Giornalisti e management del quotidiano di opposizione turco Cumhuriyet sono stati condannati in primo grado per sostegno al terrorismo, al termine di un processo folle nell’epilogo quanto nel suo svolgimento.

Le condanne più pesanti, tra i sei e i sette anni di carcere, per il direttore Murat Sabuncu, Orhan Erinc, Akin Atalay, Aydin Engin, Hikmet Cetinkaya e il giornalista investigativo Ahmet Sik, assurdamente colpevole di associazione con la setta dell’imam Fethullah Gulen (considerato dal governo la mente dietro il tentato golpe del luglio 2016), su cui le sue inchieste hanno per prime contribuito a far luce.

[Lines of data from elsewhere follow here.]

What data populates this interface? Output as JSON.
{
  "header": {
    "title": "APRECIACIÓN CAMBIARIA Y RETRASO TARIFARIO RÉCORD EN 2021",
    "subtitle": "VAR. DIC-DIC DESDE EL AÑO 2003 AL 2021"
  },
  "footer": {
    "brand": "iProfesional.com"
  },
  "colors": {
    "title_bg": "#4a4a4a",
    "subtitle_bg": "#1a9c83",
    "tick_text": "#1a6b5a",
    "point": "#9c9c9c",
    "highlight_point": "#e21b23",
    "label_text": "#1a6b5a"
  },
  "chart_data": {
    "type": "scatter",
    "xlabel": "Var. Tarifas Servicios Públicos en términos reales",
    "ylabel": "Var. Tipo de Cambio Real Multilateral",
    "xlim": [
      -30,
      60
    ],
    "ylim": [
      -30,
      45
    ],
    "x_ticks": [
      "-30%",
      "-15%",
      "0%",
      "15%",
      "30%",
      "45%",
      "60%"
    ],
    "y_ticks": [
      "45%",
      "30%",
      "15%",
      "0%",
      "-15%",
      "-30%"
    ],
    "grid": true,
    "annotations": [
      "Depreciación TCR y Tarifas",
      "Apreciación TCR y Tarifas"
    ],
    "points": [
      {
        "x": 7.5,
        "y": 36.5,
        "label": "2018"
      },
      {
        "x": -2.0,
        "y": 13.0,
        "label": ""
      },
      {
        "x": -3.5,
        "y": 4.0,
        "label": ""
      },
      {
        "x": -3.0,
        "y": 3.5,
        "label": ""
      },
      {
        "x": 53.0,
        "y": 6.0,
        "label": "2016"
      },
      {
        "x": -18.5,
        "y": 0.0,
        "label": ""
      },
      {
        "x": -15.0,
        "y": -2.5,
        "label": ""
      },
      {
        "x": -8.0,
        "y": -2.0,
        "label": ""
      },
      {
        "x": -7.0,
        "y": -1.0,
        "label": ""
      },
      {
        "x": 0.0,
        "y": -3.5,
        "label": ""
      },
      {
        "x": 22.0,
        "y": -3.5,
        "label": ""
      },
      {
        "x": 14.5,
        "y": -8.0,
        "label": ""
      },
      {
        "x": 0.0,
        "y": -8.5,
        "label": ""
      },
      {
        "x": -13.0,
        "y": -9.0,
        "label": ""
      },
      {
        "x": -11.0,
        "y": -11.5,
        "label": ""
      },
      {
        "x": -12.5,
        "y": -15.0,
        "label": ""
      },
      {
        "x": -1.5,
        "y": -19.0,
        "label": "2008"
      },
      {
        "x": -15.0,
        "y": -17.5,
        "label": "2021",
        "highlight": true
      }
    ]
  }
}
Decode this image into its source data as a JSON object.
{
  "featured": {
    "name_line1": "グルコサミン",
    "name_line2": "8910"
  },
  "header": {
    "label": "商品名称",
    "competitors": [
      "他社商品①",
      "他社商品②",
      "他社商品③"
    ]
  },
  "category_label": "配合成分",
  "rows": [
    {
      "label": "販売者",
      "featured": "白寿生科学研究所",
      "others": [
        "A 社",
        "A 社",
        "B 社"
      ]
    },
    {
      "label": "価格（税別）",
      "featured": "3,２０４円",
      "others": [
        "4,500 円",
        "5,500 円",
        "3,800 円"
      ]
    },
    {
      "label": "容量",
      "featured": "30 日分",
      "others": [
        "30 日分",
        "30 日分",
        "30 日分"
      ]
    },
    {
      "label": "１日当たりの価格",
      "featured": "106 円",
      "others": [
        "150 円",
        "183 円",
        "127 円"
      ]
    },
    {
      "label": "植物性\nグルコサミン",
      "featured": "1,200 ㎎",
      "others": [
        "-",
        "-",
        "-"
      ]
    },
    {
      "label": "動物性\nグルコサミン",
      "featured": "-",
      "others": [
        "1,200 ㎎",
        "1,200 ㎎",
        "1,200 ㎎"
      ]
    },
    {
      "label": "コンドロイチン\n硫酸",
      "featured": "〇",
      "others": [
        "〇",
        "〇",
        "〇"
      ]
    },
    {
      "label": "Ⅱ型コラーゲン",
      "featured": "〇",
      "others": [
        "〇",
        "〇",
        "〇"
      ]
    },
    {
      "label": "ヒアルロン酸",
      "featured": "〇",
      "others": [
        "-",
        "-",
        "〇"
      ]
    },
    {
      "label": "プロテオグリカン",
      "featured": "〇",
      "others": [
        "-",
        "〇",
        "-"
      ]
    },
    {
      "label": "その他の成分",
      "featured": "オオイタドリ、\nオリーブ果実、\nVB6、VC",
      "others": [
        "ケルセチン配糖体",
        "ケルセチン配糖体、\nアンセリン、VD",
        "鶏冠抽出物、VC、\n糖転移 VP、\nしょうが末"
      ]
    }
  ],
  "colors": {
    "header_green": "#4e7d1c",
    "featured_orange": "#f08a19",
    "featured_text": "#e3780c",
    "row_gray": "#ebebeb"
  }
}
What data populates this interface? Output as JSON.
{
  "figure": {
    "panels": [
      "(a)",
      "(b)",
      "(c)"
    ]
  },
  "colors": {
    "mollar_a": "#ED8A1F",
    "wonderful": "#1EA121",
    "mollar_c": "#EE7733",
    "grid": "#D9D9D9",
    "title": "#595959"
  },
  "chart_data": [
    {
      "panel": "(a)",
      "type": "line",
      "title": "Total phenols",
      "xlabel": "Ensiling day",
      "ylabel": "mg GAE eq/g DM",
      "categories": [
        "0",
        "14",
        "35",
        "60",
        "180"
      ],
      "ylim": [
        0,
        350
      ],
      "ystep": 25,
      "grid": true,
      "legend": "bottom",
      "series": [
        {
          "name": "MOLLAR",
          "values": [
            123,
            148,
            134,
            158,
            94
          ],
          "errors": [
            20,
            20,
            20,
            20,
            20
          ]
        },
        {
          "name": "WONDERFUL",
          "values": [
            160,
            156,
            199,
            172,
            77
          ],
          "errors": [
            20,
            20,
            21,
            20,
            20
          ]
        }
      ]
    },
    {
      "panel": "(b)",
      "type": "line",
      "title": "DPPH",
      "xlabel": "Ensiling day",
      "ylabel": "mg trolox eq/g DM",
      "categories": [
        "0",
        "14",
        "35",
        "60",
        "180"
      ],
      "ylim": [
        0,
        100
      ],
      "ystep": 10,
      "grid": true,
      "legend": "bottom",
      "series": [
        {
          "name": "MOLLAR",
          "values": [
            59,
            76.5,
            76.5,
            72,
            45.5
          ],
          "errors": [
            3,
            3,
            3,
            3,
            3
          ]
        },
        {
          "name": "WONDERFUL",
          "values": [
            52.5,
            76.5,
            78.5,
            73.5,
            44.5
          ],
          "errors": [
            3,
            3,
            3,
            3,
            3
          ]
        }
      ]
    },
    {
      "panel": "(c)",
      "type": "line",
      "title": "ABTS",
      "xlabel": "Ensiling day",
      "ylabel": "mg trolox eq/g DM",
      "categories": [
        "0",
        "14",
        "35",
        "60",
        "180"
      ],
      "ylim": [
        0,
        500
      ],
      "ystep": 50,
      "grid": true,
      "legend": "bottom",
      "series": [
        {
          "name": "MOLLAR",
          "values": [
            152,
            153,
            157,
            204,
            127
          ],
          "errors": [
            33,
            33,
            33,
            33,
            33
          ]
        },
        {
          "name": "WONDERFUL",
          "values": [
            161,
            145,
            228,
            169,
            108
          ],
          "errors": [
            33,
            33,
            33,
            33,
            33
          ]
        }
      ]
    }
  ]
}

Condanne tra i tre e i quattro anni invece per Onder Celik, il vignettista Musa Kart, Kadri Gursel, Hakan Kara, l’impiegato Emre Iper e Bulent Utku. Sono stati invece prosciolti Bulent Yener, Turhan Gunay e Gunseli Ozaltay.
In attesa dell’appello, annunciato dagli avvocati difensori, i giornalisti resteranno a piede libero. Unica nota lieta della giornata è il rilascio di Akin Atalay, l’ultimo fino ad oggi ancora dietro le sbarre.

Continuerà il processo a carico di Can Dundar, ex direttore in asilo politico in Germania, e a Ilhan Tanir. Condannato invece a dieci anni di permanenza in carcere Kemal Aydogdu, un appartenente a Cumhuriyet ma considerato il leader di una cellula di Gulen e il cui fascicolo, inspiegabilmente, è stato nei mesi scorsi accorpato al processo del quotidiano.

Le sentenze giungono al termine delle amare arringhe della difesa e di un processo viziato da errori, abusi e costruito sul lavoro giornalistico della redazione. Un esito incomprensibile su cui le istituzioni europee, a cominciare dalla Corte dei diritti umani, devono cominciare ad agire.